White House: GOP ‘playing with fire’ on DHS funding

The Washington Examiner — The White House is accusing Republicans of “playing with fire” in their strategy to use Homeland Security funding to challenge President Obama’s executive action on immigration, after the deadly terrorist attack at a French satirical magazine.

Team Obama has long doubted that Republicans would unite behind an effective strategy to fight the president’s efforts to spare up to 5 million illegal immigrants from deportation. And now, the attack at the Charlie Hebdo office that left 12 people dead in Paris, they argue, offers clearer proof of the folly of such efforts.

“I think most Americans, and even some Republican lawmakers, would think they are treading on dangerous ground here,” a senior administration official told the Washington Examiner. “They’re playing with fire. I think that’s even more obvious this week.”

To avoid a government shutdown, lawmakers agreed to fund DHS through late February. Conservatives argued that with control of both chambers of Congress, the deal gave them more leverage to confront Obama on his immigration order.

Following the Paris attack, that theory is being put to the test even sooner than Republicans expected.

GOP leaders insist that they can roll back Obama’s executive action without putting DHS funding in danger.

“I don’t believe the funding for the department is, in fact, at risk,” House Speaker John Boehner, R-Ohio told reporters Thursday.

However, it’s not clear how Republicans plan to stop the funding for the Obama administration to carry out the president’s executive action while preserving the dollars necessary to keep the rest of the department running.

House Republicans plan to hold a conference meeting Friday morning to plot strategy.

As Republicans try to articulate a nuanced position, the White House is sticking to a far simpler message, arguing that conservatives are playing a dangerous political game.

Ironically, the White House rhetoric now is not all that different from that of Obama’s predecessor, Republican George W. Bush. The Bush administration routinely played the national security card when lambasting Democratic legislation.
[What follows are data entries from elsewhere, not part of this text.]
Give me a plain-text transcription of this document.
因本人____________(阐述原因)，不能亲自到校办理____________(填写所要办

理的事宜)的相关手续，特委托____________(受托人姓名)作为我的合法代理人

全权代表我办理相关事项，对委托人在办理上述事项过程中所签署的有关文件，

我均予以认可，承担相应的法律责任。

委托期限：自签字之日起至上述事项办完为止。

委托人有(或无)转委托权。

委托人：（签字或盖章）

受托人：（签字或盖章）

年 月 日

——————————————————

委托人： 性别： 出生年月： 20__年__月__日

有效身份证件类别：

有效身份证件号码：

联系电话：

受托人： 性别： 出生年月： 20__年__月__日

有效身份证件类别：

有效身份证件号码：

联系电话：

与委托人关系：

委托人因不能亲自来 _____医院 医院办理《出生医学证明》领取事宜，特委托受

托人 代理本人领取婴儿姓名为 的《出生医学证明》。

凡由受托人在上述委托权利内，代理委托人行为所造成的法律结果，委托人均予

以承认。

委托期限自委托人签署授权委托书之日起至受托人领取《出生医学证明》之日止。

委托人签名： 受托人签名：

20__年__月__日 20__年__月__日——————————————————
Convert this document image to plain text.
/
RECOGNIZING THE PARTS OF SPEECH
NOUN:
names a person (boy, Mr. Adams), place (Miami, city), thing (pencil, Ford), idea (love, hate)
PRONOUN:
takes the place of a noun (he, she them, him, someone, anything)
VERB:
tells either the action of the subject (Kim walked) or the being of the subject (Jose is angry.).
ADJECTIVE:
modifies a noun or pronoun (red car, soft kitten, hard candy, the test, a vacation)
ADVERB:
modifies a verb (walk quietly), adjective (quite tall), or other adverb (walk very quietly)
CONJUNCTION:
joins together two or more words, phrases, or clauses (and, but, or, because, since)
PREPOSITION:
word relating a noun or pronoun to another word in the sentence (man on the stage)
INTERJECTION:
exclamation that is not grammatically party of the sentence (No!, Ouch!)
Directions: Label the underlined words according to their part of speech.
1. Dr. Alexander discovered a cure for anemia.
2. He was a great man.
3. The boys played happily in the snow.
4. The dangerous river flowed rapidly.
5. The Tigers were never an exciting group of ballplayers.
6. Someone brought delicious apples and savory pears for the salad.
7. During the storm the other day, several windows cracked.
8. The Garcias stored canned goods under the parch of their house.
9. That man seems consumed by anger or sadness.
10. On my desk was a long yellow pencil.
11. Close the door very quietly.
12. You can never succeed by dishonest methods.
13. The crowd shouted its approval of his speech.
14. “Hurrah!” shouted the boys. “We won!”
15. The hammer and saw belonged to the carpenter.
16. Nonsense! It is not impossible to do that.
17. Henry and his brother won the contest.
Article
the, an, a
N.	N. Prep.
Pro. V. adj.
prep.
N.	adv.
The department was created in the wake of the Sept. 11, 2001, terrorist attacks and has handled issues as diverse as immigration, national disasters and plots against the homeland.

Given the advantage that Republicans have long enjoyed on issues of national security — and their relentless insistence that Obama’s policies have eroded it — some conservatives are uncomfortable with the White House putting them on the defensive.

“It would be the mother of all errors,” a senior House GOP aide told the Examiner. “We have to do everything we can to make it abundantly clear we’re not imperiling national security. I can see how this argument might play out. Yeah, I’m worried.”

Republicans are in a tough spot. If they appear complicit in Obama’s executive action, the party faithful will accuse them of wasting the powers that come with their new majority as well as supporting blanket amnesty.

Yet any bill that rolls back the president’s executive action faces a certain veto.

“Republicans may just be saber-rattling,” said Houston-based Democratic strategist Keir Murray. “If the immigration showdown is not resolved by late February, it’s hard for me to imagine Republican leadership would allow [funding to lapse].”

Yet, Republicans are banking that Obama would absorb most of the blame if he chooses to veto legislation passed by the House and Senate.

“He has to take responsibility for shutting down Homeland Security,” insisted Rep. Hal Rogers, R- Ky., chairman of the House Appropriations Committee.